A partire dal prossimo anno scolastico, la storia dell’emigrazione veneta verrà studiata in tutte le scuole della Regione. E’ stato infatti firmato un protocollo d’intesa tra Regione Veneto, ufficio scolastico regionale e le sette associazioni venete per l’emigrazione: attraverso una serie di incontri, lezioni e testimonianze gli studenti conosceranno quindi una storia importante ma spesso poco ricordata. La storia di un’emigrazione di massa, che ha interessato la Regione Veneto a partire dai primi tre decenni dell’Ottocento per poi affievolirsi nel secondo Dopoguerra.

Tra fine Ottocento e inizio Novecento nessun paese d’Europa contava tanti emigranti come l’Italia. Dai 130Mila all’anno nel 1880, il numero di emigranti italiani salì a 540Mila nel 1901, fino agli 871Mila del 1913. Una vera e propria emigrazione di massa, dunque, che interessava in particolare l’Italia settentrionale. Le Regioni da cui partivano più persone erano infatti Piemonte, Lombardia e proprio il Veneto.

Le cose sono cambiate molto nel tempo; oggi viviamo un presente in cui l’Italia sta conoscendo una forte immigrazione. I telegiornali mostrano ogni giorno le immagini di navi stracolme di persone che rischiano la vita pur di approdare nelle nostre coste sperando di trovare qui fortuna e benessere. Nei confronti di queste persone spesso proviamo un sentimento di timore: cosa vengono a fare questi nel nostro Paese? Saranno mica delinquenti?

Sono domande comuni, che in molti si pongono quando vedono una persona straniera che si aggira per il proprio quartiere. Spesso questi immigrati ci fanno anche paura, come ci fa paura tutto ciò che non conosciamo o che non riusciamo ad identificare facilmente. Eppure l’immigrato che oggi vediamo camminare sotto casa nostra sta vivendo la stessa situazione con cui tanti dei nostri nonni e bisnonni si sono confrontati. Come credete che fossero guardati i nostri antenati quando a inizio novecento sbarcavano in America per cercar fortuna? Penso che subissero gli stessi sguardi che oggi noi rivolgiamo all’immigrato che si muove nei nostri quartieri: sguardi spesso sospettosi, se non a volte accusatori e denigratori.
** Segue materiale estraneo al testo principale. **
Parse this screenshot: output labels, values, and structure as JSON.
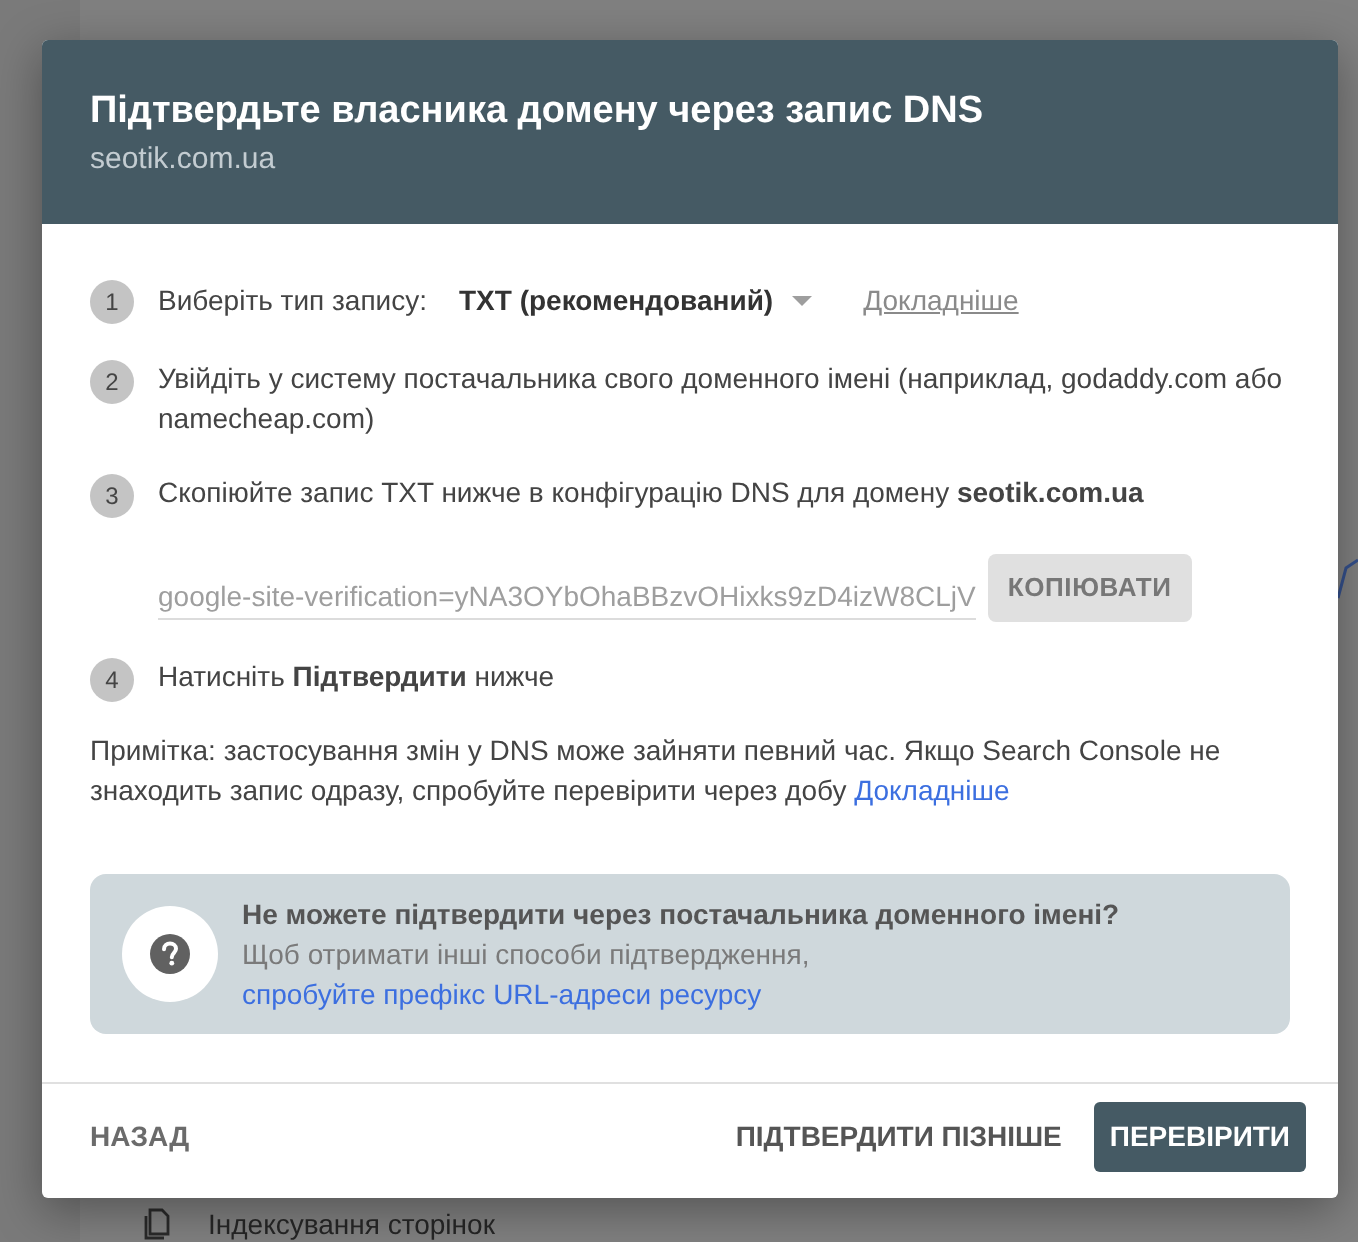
{
  "background": {
    "nav_item": "Індексування сторінок"
  },
  "dialog": {
    "title": "Підтвердьте власника домену через запис DNS",
    "subtitle": "seotik.com.ua"
  },
  "steps": [
    {
      "number": "1",
      "kind": "select",
      "label": "Виберіть тип запису:",
      "value": "TXT (рекомендований)",
      "link": "Докладніше"
    },
    {
      "number": "2",
      "kind": "text",
      "text": "Увійдіть у систему постачальника свого доменного імені (наприклад, godaddy.com або namecheap.com)"
    },
    {
      "number": "3",
      "kind": "copy",
      "text": "Скопіюйте запис TXT нижче в конфігурацію DNS для домену **seotik.com.ua**",
      "record": "google-site-verification=yNA3OYbOhaBBzvOHixks9zD4izW8CLjV",
      "button": "КОПІЮВАТИ"
    },
    {
      "number": "4",
      "kind": "text",
      "text": "Натисніть **Підтвердити** нижче"
    }
  ],
  "note": {
    "text": "Примітка: застосування змін у DNS може зайняти певний час. Якщо Search Console не знаходить запис одразу, спробуйте перевірити через добу",
    "link": "Докладніше"
  },
  "help_box": {
    "title": "Не можете підтвердити через постачальника доменного імені?",
    "text": "Щоб отримати інші способи підтвердження,",
    "link": "спробуйте префікс URL-адреси ресурсу"
  },
  "footer": {
    "back_button": "НАЗАД",
    "buttons": [
      {
        "label": "ПІДТВЕРДИТИ ПІЗНІШЕ",
        "kind": "text"
      },
      {
        "label": "ПЕРЕВІРИТИ",
        "kind": "primary"
      }
    ]
  }
}
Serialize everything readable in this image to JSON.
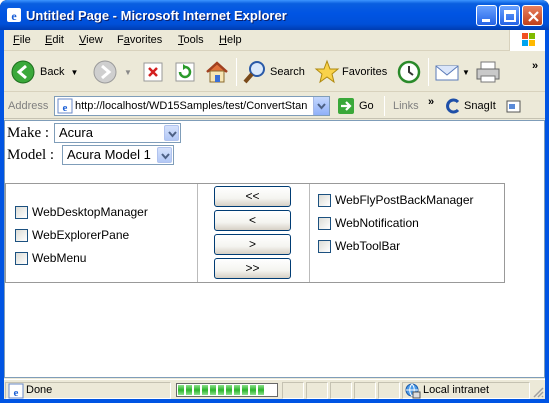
{
  "window": {
    "title": "Untitled Page - Microsoft Internet Explorer",
    "controls": [
      "minimize",
      "maximize",
      "close"
    ]
  },
  "menu": {
    "items": [
      {
        "key": "F",
        "rest": "ile"
      },
      {
        "key": "E",
        "rest": "dit"
      },
      {
        "key": "V",
        "rest": "iew"
      },
      {
        "key": "",
        "pre": "F",
        "rest": "avorites",
        "underline_idx": 1
      },
      {
        "key": "T",
        "rest": "ools"
      },
      {
        "key": "H",
        "rest": "elp"
      }
    ]
  },
  "toolbar": {
    "back_label": "Back",
    "search_label": "Search",
    "favorites_label": "Favorites"
  },
  "address": {
    "label": "Address",
    "url": "http://localhost/WD15Samples/test/ConvertStan",
    "go_label": "Go",
    "links_label": "Links",
    "snagit_label": "SnagIt"
  },
  "form": {
    "make_label": "Make :",
    "make_value": "Acura",
    "model_label": "Model :",
    "model_value": "Acura Model 1"
  },
  "left_list": [
    "WebDesktopManager",
    "WebExplorerPane",
    "WebMenu"
  ],
  "right_list": [
    "WebFlyPostBackManager",
    "WebNotification",
    "WebToolBar"
  ],
  "buttons": {
    "move_all_left": "<<",
    "move_left": "<",
    "move_right": ">",
    "move_all_right": ">>"
  },
  "status": {
    "text": "Done",
    "zone": "Local intranet",
    "progress": 0.9
  },
  "colors": {
    "titlebar": "#0054e3",
    "chrome": "#ece9d8",
    "progress": "#2bb42b"
  }
}
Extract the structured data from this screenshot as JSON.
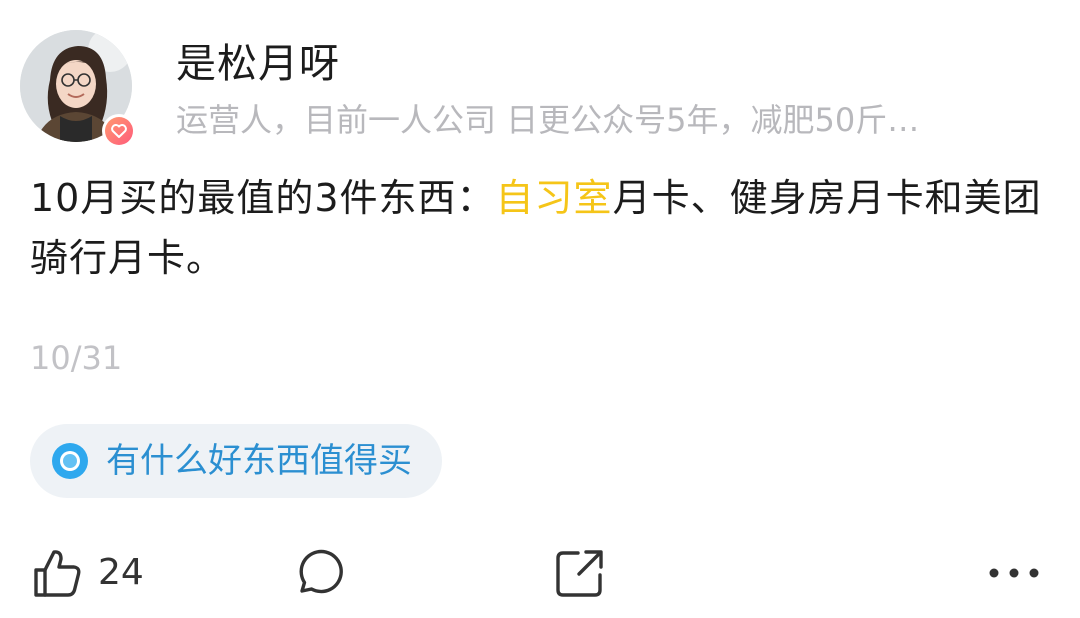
{
  "author": {
    "name": "是松月呀",
    "bio": "运营人，目前一人公司  日更公众号5年，减肥50斤…",
    "avatar_badge_icon": "heart-badge-icon"
  },
  "post": {
    "text_before": "10月买的最值的3件东西：",
    "highlight": "自习室",
    "text_after": "月卡、健身房月卡和美团骑行月卡。",
    "highlight_color": "#f5c518",
    "date": "10/31"
  },
  "topic": {
    "label": "有什么好东西值得买",
    "icon": "topic-circle-icon",
    "color": "#2b8fd1"
  },
  "actions": {
    "like_count": "24",
    "like_icon": "thumbs-up-icon",
    "comment_icon": "comment-bubble-icon",
    "share_icon": "share-arrow-icon",
    "more_icon": "more-dots-icon"
  }
}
Il punto è che, quando si parla di migrazione, siamo abituati a guardare le cose con gli occhi di chi ospita e difficilmente ci  sforziamo di considerare le cose dal punto di vista di chi cerca ospitalità. Ma la nostra storia ci suggerisce di farlo questo sforzo, di provare a guardare il mondo attraverso gli occhi dello straniero. Quando si parla di emigrati, infatti, ci collochiamo sempre dalla parte di chi apre le porte, senza  ricordarci che tempo fa eravamo noi quelli che bussavano.

Argentina e Brasile sono state, a cavallo tra Ottocento e Novecento, terre della speranza per i nostri antenati. Si stima che in Brasile, alla fine del XIX secolo, emigrarono circa 6 milioni di italiani, di cui circa il 30% provenienti proprio dal Veneto. Erano perlopiù agricoltori che, disperati e affamati dalla miseria, speravano di trovare in Brasile un luogo dove cominciare una nuova vita, migliore. In realtà, molti di loro venivano spesso considerati come schiavi bianchi da parte dei possidenti terrieri che li facevano lavorare in condizioni drammatiche all’interno delle fazendas.
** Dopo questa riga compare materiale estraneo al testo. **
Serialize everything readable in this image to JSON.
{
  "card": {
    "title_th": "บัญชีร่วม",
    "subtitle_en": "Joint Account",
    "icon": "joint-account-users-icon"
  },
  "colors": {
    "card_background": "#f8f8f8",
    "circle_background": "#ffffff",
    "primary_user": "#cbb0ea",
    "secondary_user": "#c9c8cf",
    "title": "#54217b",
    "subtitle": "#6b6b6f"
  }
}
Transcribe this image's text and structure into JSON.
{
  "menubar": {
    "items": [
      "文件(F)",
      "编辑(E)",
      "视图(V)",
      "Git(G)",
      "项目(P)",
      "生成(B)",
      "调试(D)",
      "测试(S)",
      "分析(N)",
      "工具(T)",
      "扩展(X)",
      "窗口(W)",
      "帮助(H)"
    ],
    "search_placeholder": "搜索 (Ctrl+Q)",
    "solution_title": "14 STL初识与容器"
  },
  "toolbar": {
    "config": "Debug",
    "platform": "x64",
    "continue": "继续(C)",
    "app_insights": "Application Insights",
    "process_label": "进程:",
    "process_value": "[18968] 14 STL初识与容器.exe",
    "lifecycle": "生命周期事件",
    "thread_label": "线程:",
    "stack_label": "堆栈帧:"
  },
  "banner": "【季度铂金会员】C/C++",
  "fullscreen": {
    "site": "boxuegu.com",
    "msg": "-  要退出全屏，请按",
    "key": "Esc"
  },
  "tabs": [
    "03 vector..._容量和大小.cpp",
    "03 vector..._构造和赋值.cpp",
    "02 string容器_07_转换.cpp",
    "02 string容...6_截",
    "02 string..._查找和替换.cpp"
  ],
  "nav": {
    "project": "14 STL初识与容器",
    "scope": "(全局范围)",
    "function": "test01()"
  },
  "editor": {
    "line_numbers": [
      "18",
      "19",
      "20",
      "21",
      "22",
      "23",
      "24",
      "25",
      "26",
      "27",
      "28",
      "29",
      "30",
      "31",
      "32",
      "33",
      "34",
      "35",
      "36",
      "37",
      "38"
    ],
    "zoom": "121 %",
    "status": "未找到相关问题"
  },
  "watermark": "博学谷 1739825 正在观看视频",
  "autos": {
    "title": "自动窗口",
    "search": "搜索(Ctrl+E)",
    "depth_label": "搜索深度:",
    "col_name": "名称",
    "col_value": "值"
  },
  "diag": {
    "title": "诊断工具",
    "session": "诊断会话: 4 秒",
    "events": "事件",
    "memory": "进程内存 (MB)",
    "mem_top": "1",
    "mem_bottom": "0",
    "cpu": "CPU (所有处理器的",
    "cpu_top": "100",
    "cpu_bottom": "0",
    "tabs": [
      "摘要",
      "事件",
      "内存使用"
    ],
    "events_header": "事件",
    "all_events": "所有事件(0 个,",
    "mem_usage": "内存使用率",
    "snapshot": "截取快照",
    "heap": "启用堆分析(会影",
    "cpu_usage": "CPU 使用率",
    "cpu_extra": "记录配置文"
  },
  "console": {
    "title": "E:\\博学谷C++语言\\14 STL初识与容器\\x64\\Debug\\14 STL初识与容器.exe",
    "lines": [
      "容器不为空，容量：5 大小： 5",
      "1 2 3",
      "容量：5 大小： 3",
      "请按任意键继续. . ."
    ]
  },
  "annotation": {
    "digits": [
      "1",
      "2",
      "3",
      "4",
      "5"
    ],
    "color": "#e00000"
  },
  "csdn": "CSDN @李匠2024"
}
Dopo il Brasile fu l’America a diventare la terra promessa, ma anche la Francia, il Belgio, la Svizzera e la Germania. Paesi dove i nostri nonni andavano sperando di arricchirsi, o almeno di vivere meglio rispetto alle terribili condizioni di povertà da cui scappavano. E non sempre l’accoglienza era delle migliori: dai cartelli “vietato ai cani e agli italiani”, ai numerosi stereotipi che ci dipingevano come sporchi, ladri e ignoranti. Per quanto tempo l’immigrato italiano è stato identificato come il mafioso o come il parassita pronto in qualsiasi momento a fregare il prossimo? Per quanto tempo i nostri antenati hanno dovuto lavorare in condizioni disumane?
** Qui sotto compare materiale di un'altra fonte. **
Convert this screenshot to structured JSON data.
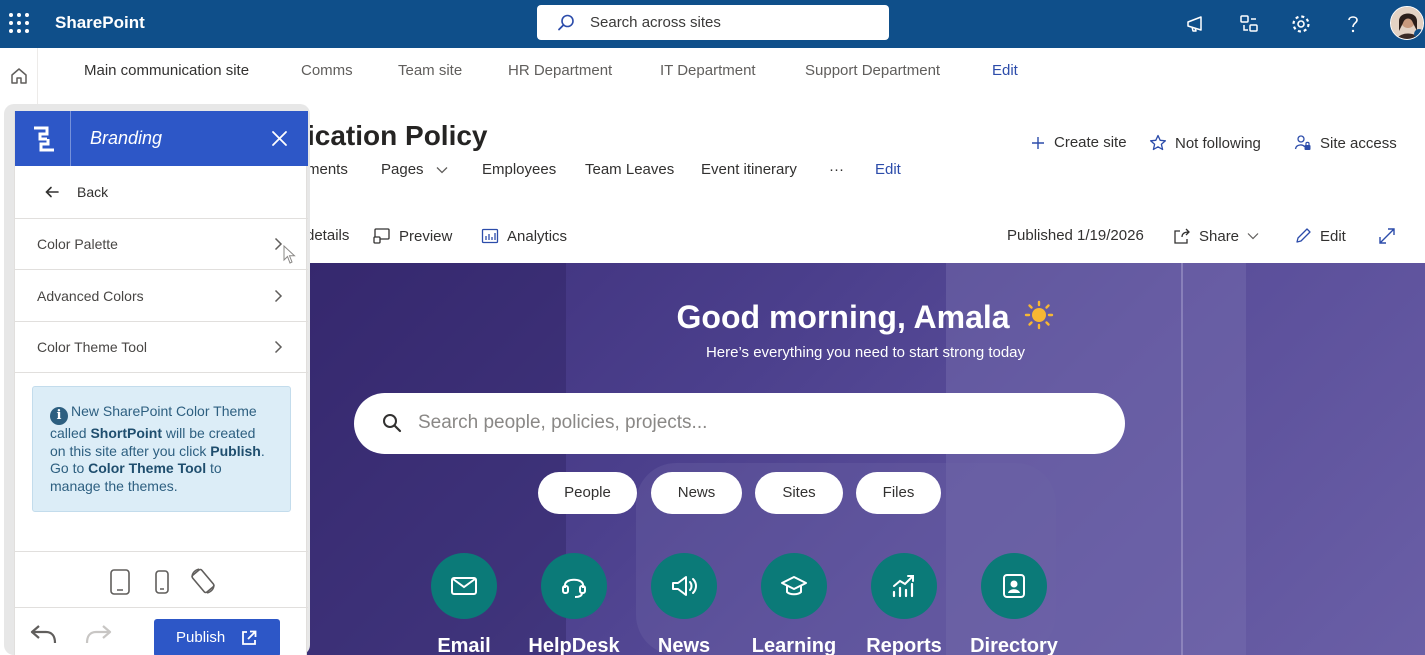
{
  "suitebar": {
    "app_name": "SharePoint",
    "search_placeholder": "Search across sites",
    "icons": [
      "waffle-icon",
      "megaphone-icon",
      "share-icon",
      "gear-icon",
      "help-icon"
    ]
  },
  "hubnav": {
    "items": [
      "Main communication site",
      "Comms",
      "Team site",
      "HR Department",
      "IT Department",
      "Support Department"
    ],
    "edit_label": "Edit"
  },
  "site": {
    "title_visible": "ication Policy",
    "actions": {
      "create_site": "Create site",
      "not_following": "Not following",
      "site_access": "Site access"
    },
    "topnav": {
      "items": [
        "ments",
        "Pages",
        "Employees",
        "Team Leaves",
        "Event itinerary"
      ],
      "more": "···",
      "edit_label": "Edit"
    }
  },
  "commandbar": {
    "details": "details",
    "preview": "Preview",
    "analytics": "Analytics",
    "published": "Published 1/19/2026",
    "share": "Share",
    "edit": "Edit"
  },
  "hero": {
    "greeting": "Good morning, Amala",
    "greeting_emoji": "☀️",
    "subtitle": "Here’s everything you need to start strong today",
    "search_placeholder": "Search people, policies, projects...",
    "chips": [
      "People",
      "News",
      "Sites",
      "Files"
    ],
    "tiles": [
      {
        "label": "Email",
        "icon": "mail-icon"
      },
      {
        "label": "HelpDesk",
        "icon": "headset-icon"
      },
      {
        "label": "News",
        "icon": "megaphone-icon"
      },
      {
        "label": "Learning",
        "icon": "graduation-cap-icon"
      },
      {
        "label": "Reports",
        "icon": "chart-icon"
      },
      {
        "label": "Directory",
        "icon": "contact-card-icon"
      }
    ],
    "tile_color": "#0b7a78"
  },
  "panel": {
    "title": "Branding",
    "back_label": "Back",
    "menu": [
      "Color Palette",
      "Advanced Colors",
      "Color Theme Tool"
    ],
    "info": {
      "t1": "New SharePoint Color Theme called ",
      "b1": "ShortPoint",
      "t2": " will be created on this site after you click ",
      "b2": "Publish",
      "t3": ". Go to ",
      "b3": "Color Theme Tool",
      "t4": " to manage the themes."
    },
    "publish_label": "Publish",
    "accent": "#2d57c7"
  }
}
Oggi la storia si sta ripetendo, come spesso accade. Stavolta siamo però noi la terra in cui cercar fortuna. Studiare la storia dell’emigrazione veneta ci ricorda che una volta erano i nostri nonni che, pieni di speranza, si imbarcavano in navi dirette oltreoceano. Si imbarcavano con la stessa speranza che anima i migranti che oggi arrivano sul nostro territorio. Riflettere sulle difficoltà affrontate dai nostri nonni emigrati dovrebbe quindi aiutarci a non riproporre quelle stesse difficoltà a chi viene qui per avere un futuro migliore.

Difficile dire se sia questo il motivo che ha spinto la Regione a promuovere lo studio dell’emigrazione veneta nelle scuole. Certo è che i vertici politici veneti hanno sempre sottolineato la necessità di riscoprire il nostro passato, la nostra tradizione e la nostra identità. Sta di fatto che la storia del Veneto è anche una storia di emigrazione. E ricordarsi che un tempo eravamo noi che ci imbarcavamo verso paesi stranieri alla ricerca di fortuna, può aiutarci ad essere più tolleranti verso chi, oggi, viene da noi con la medesima speranza.